The other type of person who comes to learn Focusing is someone who feels “too little.” This person has thoroughly learned the lesson of our culture: that the body is devoid of meaning and should be ignored whenever possible. When he or she puts awareness in the body, it feels blank, like nothing is there. This is the person who simply cannot answer when asked, “How do you feel?” For this person, learning Focusing means learning how to feel (rather than ignore) the body’s meaningful reactions.

Many people now understand that our bodies “know” what good health is, and can show us the way to optimum physical health if we so desire. But to see the scope of the body’s wisdom as exclusively physical is to take too narrow a view.

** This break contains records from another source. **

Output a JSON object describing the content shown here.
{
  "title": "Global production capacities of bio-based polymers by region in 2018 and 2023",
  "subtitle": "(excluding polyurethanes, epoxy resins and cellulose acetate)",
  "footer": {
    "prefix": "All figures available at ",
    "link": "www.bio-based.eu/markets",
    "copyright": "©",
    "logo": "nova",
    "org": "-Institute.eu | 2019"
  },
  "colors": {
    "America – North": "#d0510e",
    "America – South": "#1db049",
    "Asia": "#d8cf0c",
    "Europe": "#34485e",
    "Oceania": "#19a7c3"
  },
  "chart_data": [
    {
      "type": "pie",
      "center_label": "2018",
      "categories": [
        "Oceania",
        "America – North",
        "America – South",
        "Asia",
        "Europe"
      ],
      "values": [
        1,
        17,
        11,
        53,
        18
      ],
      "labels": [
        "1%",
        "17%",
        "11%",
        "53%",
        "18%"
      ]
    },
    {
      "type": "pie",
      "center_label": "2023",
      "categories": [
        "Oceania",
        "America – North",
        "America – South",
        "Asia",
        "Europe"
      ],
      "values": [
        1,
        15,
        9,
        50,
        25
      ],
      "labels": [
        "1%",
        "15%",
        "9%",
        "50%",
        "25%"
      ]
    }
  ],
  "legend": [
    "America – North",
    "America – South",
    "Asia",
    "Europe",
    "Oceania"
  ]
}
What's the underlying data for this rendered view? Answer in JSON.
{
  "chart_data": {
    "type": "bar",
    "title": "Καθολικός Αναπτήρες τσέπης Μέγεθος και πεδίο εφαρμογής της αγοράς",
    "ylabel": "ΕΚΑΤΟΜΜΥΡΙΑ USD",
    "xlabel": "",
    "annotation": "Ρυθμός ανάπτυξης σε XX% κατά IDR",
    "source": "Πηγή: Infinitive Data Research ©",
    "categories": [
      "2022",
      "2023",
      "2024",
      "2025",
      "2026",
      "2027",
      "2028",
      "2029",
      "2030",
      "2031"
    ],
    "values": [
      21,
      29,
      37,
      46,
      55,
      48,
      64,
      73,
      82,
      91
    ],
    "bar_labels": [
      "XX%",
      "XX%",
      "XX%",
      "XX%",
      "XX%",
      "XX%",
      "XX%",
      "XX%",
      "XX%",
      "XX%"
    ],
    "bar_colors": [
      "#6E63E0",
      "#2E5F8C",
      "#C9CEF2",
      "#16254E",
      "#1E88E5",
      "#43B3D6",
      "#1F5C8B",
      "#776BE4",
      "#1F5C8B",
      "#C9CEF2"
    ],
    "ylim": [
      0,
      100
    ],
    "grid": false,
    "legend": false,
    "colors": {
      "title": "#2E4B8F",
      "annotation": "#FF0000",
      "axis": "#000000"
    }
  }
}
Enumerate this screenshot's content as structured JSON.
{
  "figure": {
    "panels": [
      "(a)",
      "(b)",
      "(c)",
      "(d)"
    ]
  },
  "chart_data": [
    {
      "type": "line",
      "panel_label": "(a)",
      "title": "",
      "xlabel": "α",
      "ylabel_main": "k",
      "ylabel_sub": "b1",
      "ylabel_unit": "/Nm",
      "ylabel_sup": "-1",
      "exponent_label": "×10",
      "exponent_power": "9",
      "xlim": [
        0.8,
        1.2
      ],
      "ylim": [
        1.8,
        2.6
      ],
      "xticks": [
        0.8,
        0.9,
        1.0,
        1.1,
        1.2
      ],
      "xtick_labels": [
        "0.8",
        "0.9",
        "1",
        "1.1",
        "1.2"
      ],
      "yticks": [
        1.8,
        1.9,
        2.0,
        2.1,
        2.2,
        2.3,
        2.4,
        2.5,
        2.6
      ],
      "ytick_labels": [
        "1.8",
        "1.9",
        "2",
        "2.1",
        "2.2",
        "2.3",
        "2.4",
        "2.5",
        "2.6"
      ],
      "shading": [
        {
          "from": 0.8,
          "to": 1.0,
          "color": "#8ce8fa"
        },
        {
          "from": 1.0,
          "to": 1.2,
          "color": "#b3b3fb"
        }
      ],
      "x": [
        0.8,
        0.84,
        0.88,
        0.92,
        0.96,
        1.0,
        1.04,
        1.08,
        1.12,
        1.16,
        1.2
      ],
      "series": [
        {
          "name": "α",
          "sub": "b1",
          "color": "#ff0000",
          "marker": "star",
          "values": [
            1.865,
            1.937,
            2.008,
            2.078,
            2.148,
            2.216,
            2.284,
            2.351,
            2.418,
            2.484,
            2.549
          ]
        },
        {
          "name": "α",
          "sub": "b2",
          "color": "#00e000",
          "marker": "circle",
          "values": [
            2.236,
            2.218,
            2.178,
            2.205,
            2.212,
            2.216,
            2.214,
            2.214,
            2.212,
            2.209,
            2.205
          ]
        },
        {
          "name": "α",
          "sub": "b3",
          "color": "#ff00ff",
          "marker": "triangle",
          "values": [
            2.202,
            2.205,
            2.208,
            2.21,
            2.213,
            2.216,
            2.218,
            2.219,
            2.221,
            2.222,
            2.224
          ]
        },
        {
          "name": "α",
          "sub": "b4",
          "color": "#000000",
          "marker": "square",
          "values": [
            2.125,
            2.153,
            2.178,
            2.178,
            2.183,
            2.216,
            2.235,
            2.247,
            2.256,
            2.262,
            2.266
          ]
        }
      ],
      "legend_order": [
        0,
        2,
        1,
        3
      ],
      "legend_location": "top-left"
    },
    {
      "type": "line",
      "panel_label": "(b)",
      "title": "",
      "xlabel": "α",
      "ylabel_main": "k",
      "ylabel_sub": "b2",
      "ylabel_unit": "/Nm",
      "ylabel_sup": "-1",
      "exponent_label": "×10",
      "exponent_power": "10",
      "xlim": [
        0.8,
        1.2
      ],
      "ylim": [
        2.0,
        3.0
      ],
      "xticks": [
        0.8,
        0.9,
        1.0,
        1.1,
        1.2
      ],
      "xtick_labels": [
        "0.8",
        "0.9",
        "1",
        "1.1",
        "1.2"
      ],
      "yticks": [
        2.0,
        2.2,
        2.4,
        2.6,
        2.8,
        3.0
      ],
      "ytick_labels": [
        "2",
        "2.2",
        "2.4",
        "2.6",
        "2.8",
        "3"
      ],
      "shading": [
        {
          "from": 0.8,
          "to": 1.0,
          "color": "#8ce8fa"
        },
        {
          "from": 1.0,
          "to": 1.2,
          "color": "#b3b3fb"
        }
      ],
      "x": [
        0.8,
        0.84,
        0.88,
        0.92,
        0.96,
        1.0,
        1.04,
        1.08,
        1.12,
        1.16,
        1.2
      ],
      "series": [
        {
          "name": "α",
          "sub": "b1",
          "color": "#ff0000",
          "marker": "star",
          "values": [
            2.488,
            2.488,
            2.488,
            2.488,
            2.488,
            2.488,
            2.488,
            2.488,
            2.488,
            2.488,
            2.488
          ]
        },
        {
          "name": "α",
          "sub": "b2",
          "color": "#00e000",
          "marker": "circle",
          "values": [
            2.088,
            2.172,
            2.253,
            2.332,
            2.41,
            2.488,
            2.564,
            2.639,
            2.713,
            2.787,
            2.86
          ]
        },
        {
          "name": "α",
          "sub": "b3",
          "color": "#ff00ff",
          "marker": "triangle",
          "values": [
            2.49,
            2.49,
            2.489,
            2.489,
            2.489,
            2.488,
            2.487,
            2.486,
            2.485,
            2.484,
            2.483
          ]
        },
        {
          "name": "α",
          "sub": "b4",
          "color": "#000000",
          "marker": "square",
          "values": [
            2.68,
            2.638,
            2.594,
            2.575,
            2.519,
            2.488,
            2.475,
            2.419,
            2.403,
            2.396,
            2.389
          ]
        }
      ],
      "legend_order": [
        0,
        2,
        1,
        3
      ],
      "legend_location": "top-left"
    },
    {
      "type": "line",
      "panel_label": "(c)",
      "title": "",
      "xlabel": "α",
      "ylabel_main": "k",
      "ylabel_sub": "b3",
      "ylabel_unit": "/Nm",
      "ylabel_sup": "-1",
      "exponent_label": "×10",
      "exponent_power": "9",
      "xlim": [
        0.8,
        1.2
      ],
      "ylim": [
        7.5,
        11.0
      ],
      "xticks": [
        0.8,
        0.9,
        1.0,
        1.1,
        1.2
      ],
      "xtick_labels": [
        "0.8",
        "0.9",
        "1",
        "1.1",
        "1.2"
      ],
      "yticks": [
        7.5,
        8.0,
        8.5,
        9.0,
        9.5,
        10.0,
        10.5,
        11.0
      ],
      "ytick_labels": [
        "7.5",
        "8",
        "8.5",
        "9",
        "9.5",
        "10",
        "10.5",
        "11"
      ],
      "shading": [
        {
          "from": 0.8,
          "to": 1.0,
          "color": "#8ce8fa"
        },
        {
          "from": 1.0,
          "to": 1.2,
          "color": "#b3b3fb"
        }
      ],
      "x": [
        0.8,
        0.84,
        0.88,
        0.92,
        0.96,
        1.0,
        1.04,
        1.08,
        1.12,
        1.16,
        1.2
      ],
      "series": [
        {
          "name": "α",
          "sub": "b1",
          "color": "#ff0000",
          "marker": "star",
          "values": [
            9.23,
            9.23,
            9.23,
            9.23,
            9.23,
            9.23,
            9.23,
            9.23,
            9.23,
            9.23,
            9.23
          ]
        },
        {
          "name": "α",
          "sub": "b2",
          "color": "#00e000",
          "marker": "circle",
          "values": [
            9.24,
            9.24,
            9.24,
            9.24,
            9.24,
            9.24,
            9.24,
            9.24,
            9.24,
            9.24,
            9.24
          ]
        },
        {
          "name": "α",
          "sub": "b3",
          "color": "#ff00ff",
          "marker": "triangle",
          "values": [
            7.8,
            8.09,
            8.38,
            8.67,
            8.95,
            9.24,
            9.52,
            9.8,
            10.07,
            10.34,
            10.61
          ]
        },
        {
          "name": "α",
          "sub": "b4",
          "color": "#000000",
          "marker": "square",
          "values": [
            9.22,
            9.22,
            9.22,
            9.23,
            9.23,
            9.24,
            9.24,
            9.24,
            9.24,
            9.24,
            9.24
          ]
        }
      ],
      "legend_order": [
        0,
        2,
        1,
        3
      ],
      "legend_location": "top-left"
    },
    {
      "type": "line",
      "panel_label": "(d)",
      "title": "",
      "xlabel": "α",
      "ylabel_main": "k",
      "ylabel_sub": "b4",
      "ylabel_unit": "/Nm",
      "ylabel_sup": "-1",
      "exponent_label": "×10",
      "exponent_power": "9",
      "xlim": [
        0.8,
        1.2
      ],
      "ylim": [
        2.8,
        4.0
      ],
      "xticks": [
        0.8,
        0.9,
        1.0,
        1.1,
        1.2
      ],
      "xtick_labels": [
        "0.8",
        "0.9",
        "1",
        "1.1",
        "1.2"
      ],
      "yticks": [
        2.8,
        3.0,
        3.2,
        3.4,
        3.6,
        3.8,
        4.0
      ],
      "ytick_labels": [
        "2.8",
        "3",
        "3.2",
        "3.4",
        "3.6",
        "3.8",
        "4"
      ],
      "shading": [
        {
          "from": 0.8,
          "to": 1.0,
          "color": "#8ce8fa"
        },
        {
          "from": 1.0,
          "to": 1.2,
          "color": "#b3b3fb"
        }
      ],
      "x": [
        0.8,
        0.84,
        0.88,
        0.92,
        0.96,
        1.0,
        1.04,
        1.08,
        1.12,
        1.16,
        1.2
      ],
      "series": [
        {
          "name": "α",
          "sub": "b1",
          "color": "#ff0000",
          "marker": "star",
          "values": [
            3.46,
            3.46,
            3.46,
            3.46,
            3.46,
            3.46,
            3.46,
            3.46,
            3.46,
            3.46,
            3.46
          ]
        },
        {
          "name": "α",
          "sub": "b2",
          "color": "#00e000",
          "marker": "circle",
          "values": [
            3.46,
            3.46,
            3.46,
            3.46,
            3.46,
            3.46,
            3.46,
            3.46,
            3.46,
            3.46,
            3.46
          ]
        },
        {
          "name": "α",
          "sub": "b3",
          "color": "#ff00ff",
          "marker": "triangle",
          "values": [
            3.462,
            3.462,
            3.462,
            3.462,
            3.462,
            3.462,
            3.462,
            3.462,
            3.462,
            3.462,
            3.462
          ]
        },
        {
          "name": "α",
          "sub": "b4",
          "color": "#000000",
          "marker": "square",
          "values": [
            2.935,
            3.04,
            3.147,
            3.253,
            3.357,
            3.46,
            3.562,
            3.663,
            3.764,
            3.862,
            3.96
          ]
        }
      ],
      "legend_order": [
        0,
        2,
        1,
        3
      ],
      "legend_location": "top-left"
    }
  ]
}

Our bodies are wise in ways hardly ever acknowledged by our culture. Our bodies carry knowledge about how we are living our lives, about what we need to be more fully ourselves, about what we value and believe, about what has hurt us emotionally and how to heal it. Our bodies know which people around us bring out the best in us, and which do not. Our bodies know the right next step to bring us to more fulfilling and rewarding lives.

Learning Focusing means returning to a kind of nonanalytic knowing that connects us to our wholeness. We build a better relationship with our emotional life. Trust in our own process deepens. Focusing becomes an inner “compass” that points the way more and more reliably the more it is used.